No existen casi datos de Ignacio González de la Puebla. En las actas del juicio se dice que nació en 1829 en La Puebla de Montalbán, pero Doña Carlota afirmaba que eso era falso. Él nunca desveló su auténtico lugar de nacimiento, pero su mujer y sus hijos fueron recogiendo detalles, como migas de pan, descuidos o pistas abandonadas a posta, a lo largo de su vida. Uno de los más recurrentes hablaba del mar y de barcos que partían hacia las Américas, y de ahogados y tormentas. Cuando se le preguntaba por la familia, afirmaba que la difteria se la había llevado toda de niño, y que fue criado por un tío materno, guarnicionero y sacristán itinerante, que le enseñó tres cosas: a trabajar el cuero, a hacer sonar un órgano y a ver venir los golpes. En las actas se dice que sus tratos con Porfirio Robles de Villafañe, vicecónsul de España en Puerto Plata, se inician a raíz de un parentesco lejano, y sobre el que González de la Puebla se negó a contestar, a pesar de que reforzaba la versión de sus acusadores. Pero es inverosímil por la diferencia de clases sociales, y tiene una explicación sencilla: esa relación era la última piedra del edificio en el que trabajó toda su vida, un legado para su mujer y sus hijos. Frente a eso tenía quizás poca importancia una mínima esperanza de absolución. El juicio era político; era necesaria una conspiración oscura e intrincada para unos hechos que, sin ella, demostraban una inmensa negligencia de los padres de la patria. La sentencia estaba dictada y no se libraría de ella echándose fango, así que calló. Pero me estoy anticipando.

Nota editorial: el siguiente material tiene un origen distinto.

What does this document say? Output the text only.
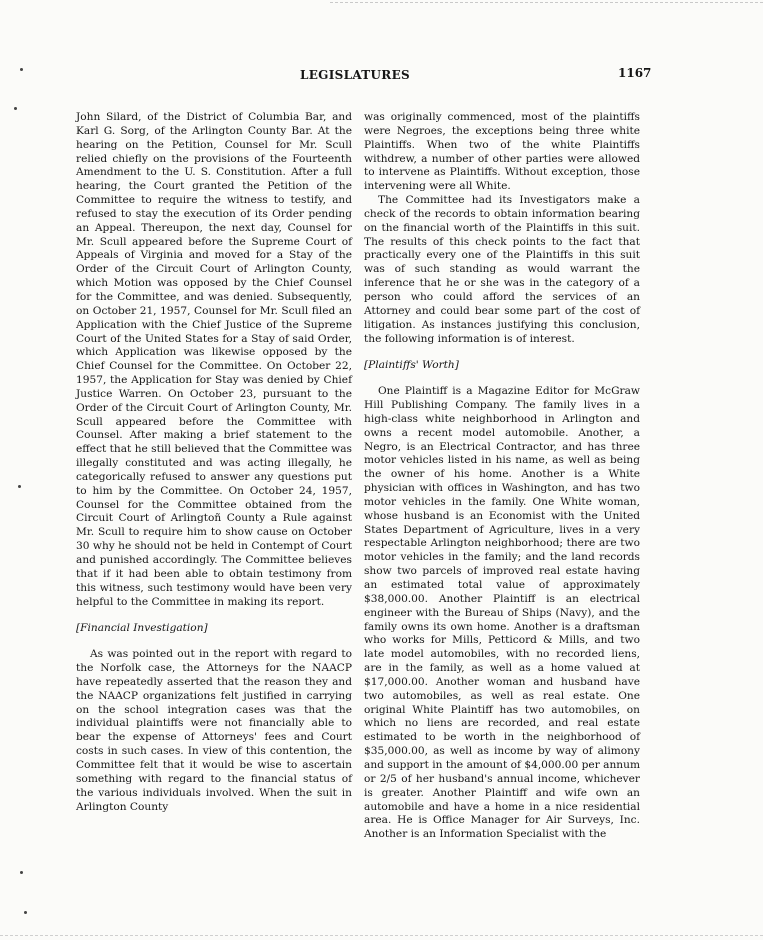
LEGISLATURES	1167

John Silard, of the District of Columbia Bar, and Karl G. Sorg, of the Arlington County Bar. At the hearing on the Petition, Counsel for Mr. Scull relied chiefly on the provisions of the Fourteenth Amendment to the U. S. Constitution. After a full hearing, the Court granted the Petition of the Committee to require the witness to testify, and refused to stay the execution of its Order pending an Appeal. Thereupon, the next day, Counsel for Mr. Scull appeared before the Supreme Court of Appeals of Virginia and moved for a Stay of the Order of the Circuit Court of Arlington County, which Motion was opposed by the Chief Counsel for the Committee, and was denied. Subsequently, on October 21, 1957, Counsel for Mr. Scull filed an Application with the Chief Justice of the Supreme Court of the United States for a Stay of said Order, which Application was likewise opposed by the Chief Counsel for the Committee. On October 22, 1957, the Application for Stay was denied by Chief Justice Warren. On October 23, pursuant to the Order of the Circuit Court of Arlington County, Mr. Scull appeared before the Committee with Counsel. After making a brief statement to the effect that he still believed that the Committee was illegally constituted and was acting illegally, he categorically refused to answer any questions put to him by the Committee. On October 24, 1957, Counsel for the Committee obtained from the Circuit Court of Arlingtoñ County a Rule against Mr. Scull to require him to show cause on October 30 why he should not be held in Contempt of Court and punished accordingly. The Committee believes that if it had been able to obtain testimony from this witness, such testimony would have been very helpful to the Committee in making its report.

[Financial Investigation]

As was pointed out in the report with regard to the Norfolk case, the Attorneys for the NAACP have repeatedly asserted that the reason they and the NAACP organizations felt justified in carrying on the school integration cases was that the individual plaintiffs were not financially able to bear the expense of Attorneys' fees and Court costs in such cases. In view of this contention, the Committee felt that it would be wise to ascertain something with regard to the financial status of the various individuals involved. When the suit in Arlington County

was originally commenced, most of the plaintiffs were Negroes, the exceptions being three white Plaintiffs. When two of the white Plaintiffs withdrew, a number of other parties were allowed to intervene as Plaintiffs. Without exception, those intervening were all White.

The Committee had its Investigators make a check of the records to obtain information bearing on the financial worth of the Plaintiffs in this suit. The results of this check points to the fact that practically every one of the Plaintiffs in this suit was of such standing as would warrant the inference that he or she was in the category of a person who could afford the services of an Attorney and could bear some part of the cost of litigation. As instances justifying this conclusion, the following information is of interest.

[Plaintiffs' Worth]

One Plaintiff is a Magazine Editor for McGraw Hill Publishing Company. The family lives in a high-class white neighborhood in Arlington and owns a recent model automobile. Another, a Negro, is an Electrical Contractor, and has three motor vehicles listed in his name, as well as being the owner of his home. Another is a White physician with offices in Washington, and has two motor vehicles in the family. One White woman, whose husband is an Economist with the United States Department of Agriculture, lives in a very respectable Arlington neighborhood; there are two motor vehicles in the family; and the land records show two parcels of improved real estate having an estimated total value of approximately $38,000.00. Another Plaintiff is an electrical engineer with the Bureau of Ships (Navy), and the family owns its own home. Another is a draftsman who works for Mills, Petticord & Mills, and two late model automobiles, with no recorded liens, are in the family, as well as a home valued at $17,000.00. Another woman and husband have two automobiles, as well as real estate. One original White Plaintiff has two automobiles, on which no liens are recorded, and real estate estimated to be worth in the neighborhood of $35,000.00, as well as income by way of alimony and support in the amount of $4,000.00 per annum or 2/5 of her husband's annual income, whichever is greater. Another Plaintiff and wife own an automobile and have a home in a nice residential area. He is Office Manager for Air Surveys, Inc. Another is an Information Specialist with the
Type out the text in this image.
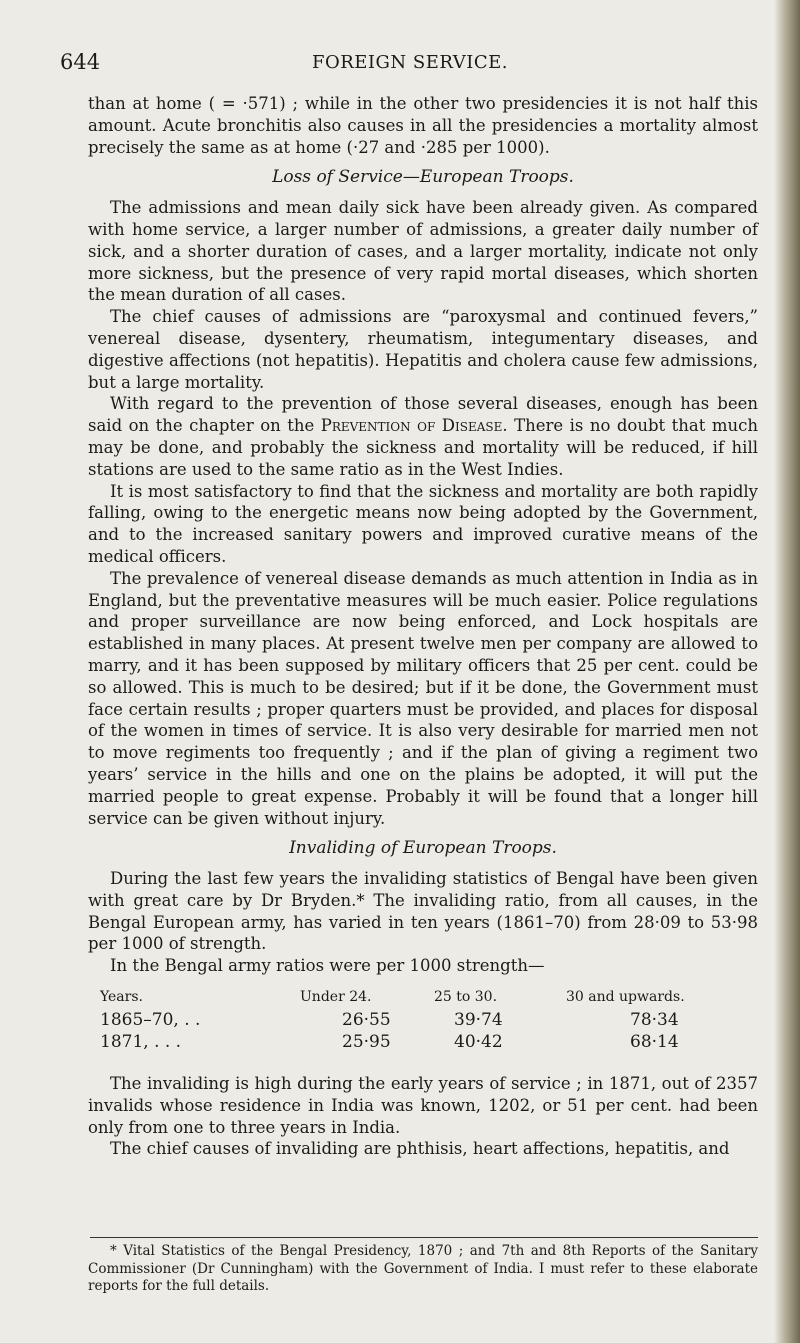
644	FOREIGN SERVICE.

than at home ( = ·571) ; while in the other two presidencies it is not half this amount. Acute bronchitis also causes in all the presidencies a mortality almost precisely the same as at home (·27 and ·285 per 1000).

Loss of Service—European Troops.

The admissions and mean daily sick have been already given. As compared with home service, a larger number of admissions, a greater daily number of sick, and a shorter duration of cases, and a larger mortality, indicate not only more sickness, but the presence of very rapid mortal diseases, which shorten the mean duration of all cases.

The chief causes of admissions are “paroxysmal and continued fevers,” venereal disease, dysentery, rheumatism, integumentary diseases, and digestive affections (not hepatitis). Hepatitis and cholera cause few admissions, but a large mortality.

With regard to the prevention of those several diseases, enough has been said on the chapter on the Prevention of Disease. There is no doubt that much may be done, and probably the sickness and mortality will be reduced, if hill stations are used to the same ratio as in the West Indies.

It is most satisfactory to find that the sickness and mortality are both rapidly falling, owing to the energetic means now being adopted by the Government, and to the increased sanitary powers and improved curative means of the medical officers.

The prevalence of venereal disease demands as much attention in India as in England, but the preventative measures will be much easier. Police regulations and proper surveillance are now being enforced, and Lock hospitals are established in many places. At present twelve men per company are allowed to marry, and it has been supposed by military officers that 25 per cent. could be so allowed. This is much to be desired; but if it be done, the Government must face certain results ; proper quarters must be provided, and places for disposal of the women in times of service. It is also very desirable for married men not to move regiments too frequently ; and if the plan of giving a regiment two years’ service in the hills and one on the plains be adopted, it will put the married people to great expense. Probably it will be found that a longer hill service can be given without injury.

Invaliding of European Troops.

During the last few years the invaliding statistics of Bengal have been given with great care by Dr Bryden.* The invaliding ratio, from all causes, in the Bengal European army, has varied in ten years (1861–70) from 28·09 to 53·98 per 1000 of strength.

In the Bengal army ratios were per 1000 strength—

Years.	Under 24.	25 to 30.	30 and upwards.
1865–70, . .	26·55	39·74	78·34
1871, . . .	25·95	40·42	68·14

The invaliding is high during the early years of service ; in 1871, out of 2357 invalids whose residence in India was known, 1202, or 51 per cent. had been only from one to three years in India.

The chief causes of invaliding are phthisis, heart affections, hepatitis, and

* Vital Statistics of the Bengal Presidency, 1870 ; and 7th and 8th Reports of the Sanitary Commissioner (Dr Cunningham) with the Government of India. I must refer to these elaborate reports for the full details.
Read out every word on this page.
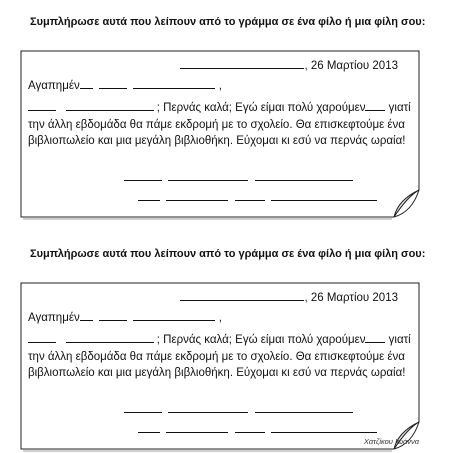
Συμπλήρωσε αυτά που λείπουν από το γράμμα σε ένα φίλο ή μια φίλη σου:
, 26 Μαρτίου 2013
Αγαπημέν	,
; Περνάς καλά; Εγώ είμαι πολύ χαρούμεν γιατί την άλλη εβδομάδα θα πάμε εκδρομή με το σχολείο. Θα επισκεφτούμε ένα βιβλιοπωλείο και μια μεγάλη βιβλιοθήκη. Εύχομαι κι εσύ να περνάς ωραία!

Συμπλήρωσε αυτά που λείπουν από το γράμμα σε ένα φίλο ή μια φίλη σου:
, 26 Μαρτίου 2013
Αγαπημέν	,
; Περνάς καλά; Εγώ είμαι πολύ χαρούμεν γιατί την άλλη εβδομάδα θα πάμε εκδρομή με το σχολείο. Θα επισκεφτούμε ένα βιβλιοπωλείο και μια μεγάλη βιβλιοθήκη. Εύχομαι κι εσύ να περνάς ωραία!

Χατζίκου Ιωάννα
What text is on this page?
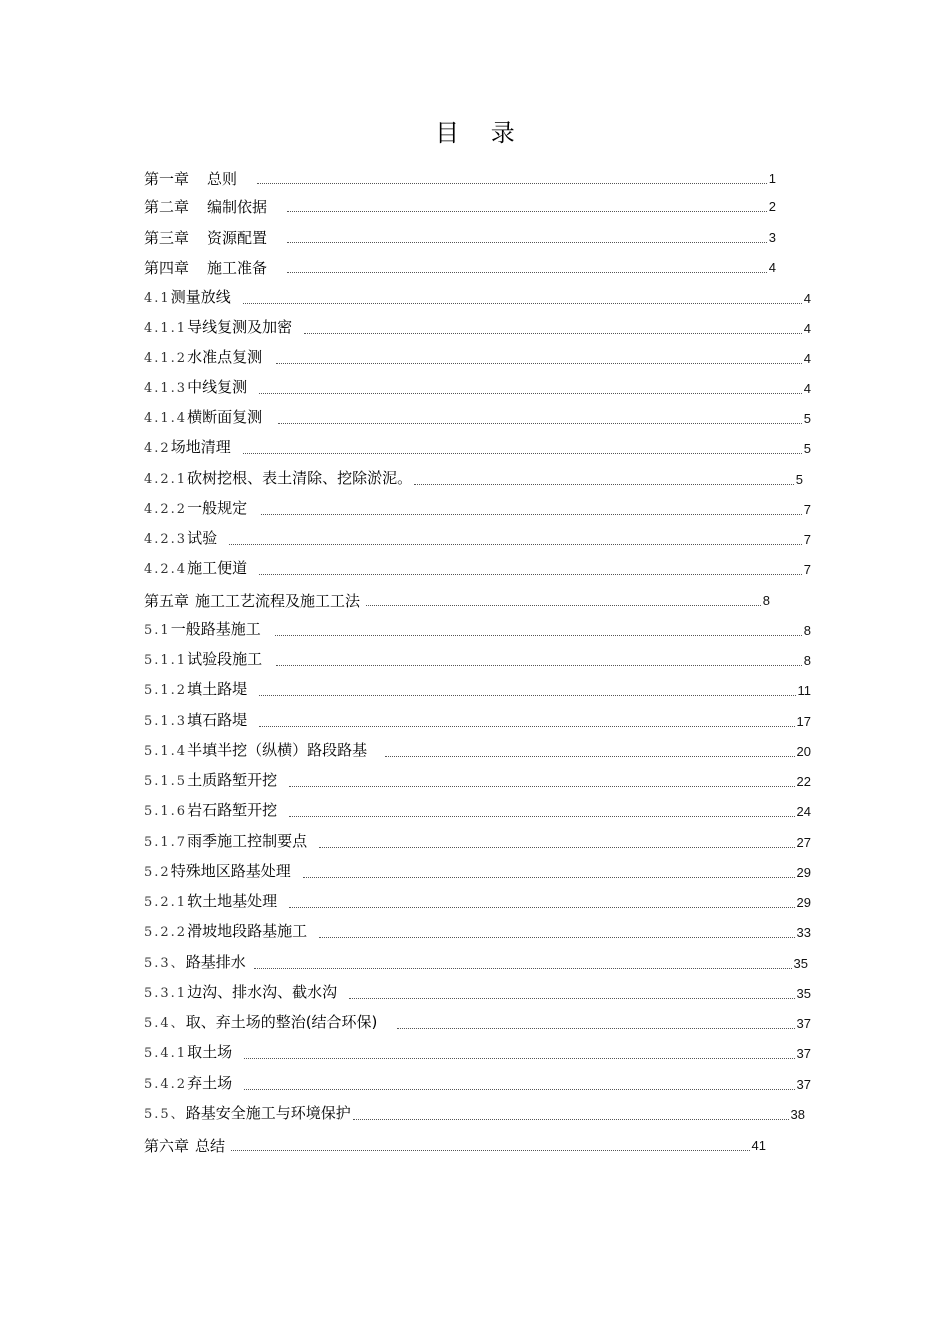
目 录
第一章 总则	1
第二章 编制依据	2
第三章 资源配置	3
第四章 施工准备	4
4.1测量放线	4
4.1.1导线复测及加密	4
4.1.2水准点复测	4
4.1.3中线复测	4
4.1.4横断面复测	5
4.2场地清理	5
4.2.1砍树挖根、表土清除、挖除淤泥。	5
4.2.2一般规定	7
4.2.3试验	7
4.2.4施工便道	7
第五章 施工工艺流程及施工工法	8
5.1一般路基施工	8
5.1.1试验段施工	8
5.1.2填土路堤	11
5.1.3填石路堤	17
5.1.4半填半挖（纵横）路段路基	20
5.1.5土质路堑开挖	22
5.1.6岩石路堑开挖	24
5.1.7雨季施工控制要点	27
5.2特殊地区路基处理	29
5.2.1软土地基处理	29
5.2.2滑坡地段路基施工	33
5.3、路基排水	35
5.3.1边沟、排水沟、截水沟	35
5.4、取、弃土场的整治(结合环保)	37
5.4.1取土场	37
5.4.2弃土场	37
5.5、路基安全施工与环境保护	38
第六章 总结	41
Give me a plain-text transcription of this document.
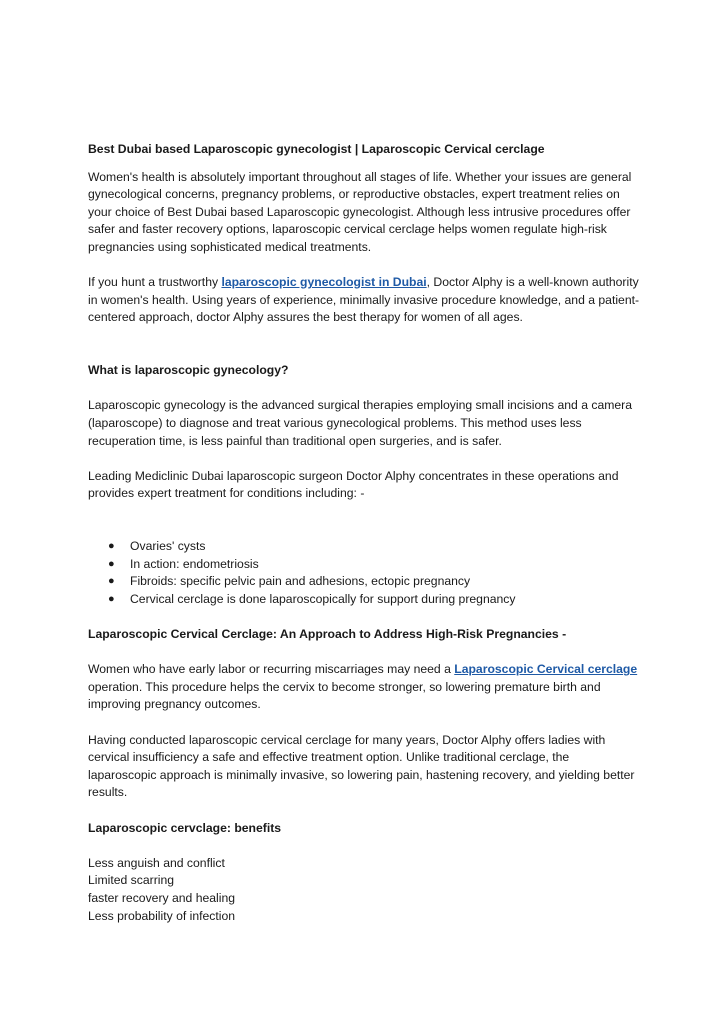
Best Dubai based Laparoscopic gynecologist | Laparoscopic Cervical cerclage

Women's health is absolutely important throughout all stages of life. Whether your issues are general gynecological concerns, pregnancy problems, or reproductive obstacles, expert treatment relies on your choice of Best Dubai based Laparoscopic gynecologist. Although less intrusive procedures offer safer and faster recovery options, laparoscopic cervical cerclage helps women regulate high-risk pregnancies using sophisticated medical treatments.

If you hunt a trustworthy laparoscopic gynecologist in Dubai, Doctor Alphy is a well-known authority in women's health. Using years of experience, minimally invasive procedure knowledge, and a patient-centered approach, doctor Alphy assures the best therapy for women of all ages.

What is laparoscopic gynecology?

Laparoscopic gynecology is the advanced surgical therapies employing small incisions and a camera (laparoscope) to diagnose and treat various gynecological problems. This method uses less recuperation time, is less painful than traditional open surgeries, and is safer.

Leading Mediclinic Dubai laparoscopic surgeon Doctor Alphy concentrates in these operations and provides expert treatment for conditions including: -

● Ovaries' cysts
● In action: endometriosis
● Fibroids: specific pelvic pain and adhesions, ectopic pregnancy
● Cervical cerclage is done laparoscopically for support during pregnancy

Laparoscopic Cervical Cerclage: An Approach to Address High-Risk Pregnancies -

Women who have early labor or recurring miscarriages may need a Laparoscopic Cervical cerclage operation. This procedure helps the cervix to become stronger, so lowering premature birth and improving pregnancy outcomes.

Having conducted laparoscopic cervical cerclage for many years, Doctor Alphy offers ladies with cervical insufficiency a safe and effective treatment option. Unlike traditional cerclage, the laparoscopic approach is minimally invasive, so lowering pain, hastening recovery, and yielding better results.

Laparoscopic cervclage: benefits

Less anguish and conflict

Limited scarring

faster recovery and healing

Less probability of infection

El primer dato conocido de Ignacio González lo sitúa en Minas Gerais, más concretamente en Ouro Preto, como dueño de varias lojas. Así lo cuenta Pedro Errinate en su Historia de la República Dominicana. Y algo de verdad habría porque en el pliego que presentó a la Secretaría de Comercio para hacerse cargo de la aduana del puerto de Santo Domingo afirmaba contar con gran experiencia en la materia y acompañaba una cédula dictada por Luís António Furtado de Castro do Rio de Mendonça e Faro, Gobernador de Minas Gerais, que le autorizaba la venta de tabaco y alcohol, y la adquisición de metales preciosos al peso. Tengo, delante de mí, una copia de la cédula, que creo auténtica, salvo en la fecha y el nombre del autorizado. Debió Ignacio González comprarla en el Brasil, presumiendo, con razón, que nadie notaría la pequeña circunstancia de que al Gobernador la tierra portuguesa le estuviese siendo leve desde antes del nacimiento del guarnicionero. También sabemos que vino de Brasil porque se trajo dos sirvientes: un mestizo que decía ser descendiente del bandeirante Juagaretê, y que profesó por su amo una fidelidad insobornable, y una mujer negra, de edad desconocida, sordomuda y malencarada. Ignacio González siempre dijo que seguía siendo dueño de sus establecimientos brasileños, y así lo hizo constar en su testamento. Pero nadie los reclamó. Su viuda decía que el Mato Grosso le quedaba demasiado lejos y bastante tenía con conservar los bienes de Santo Domingo.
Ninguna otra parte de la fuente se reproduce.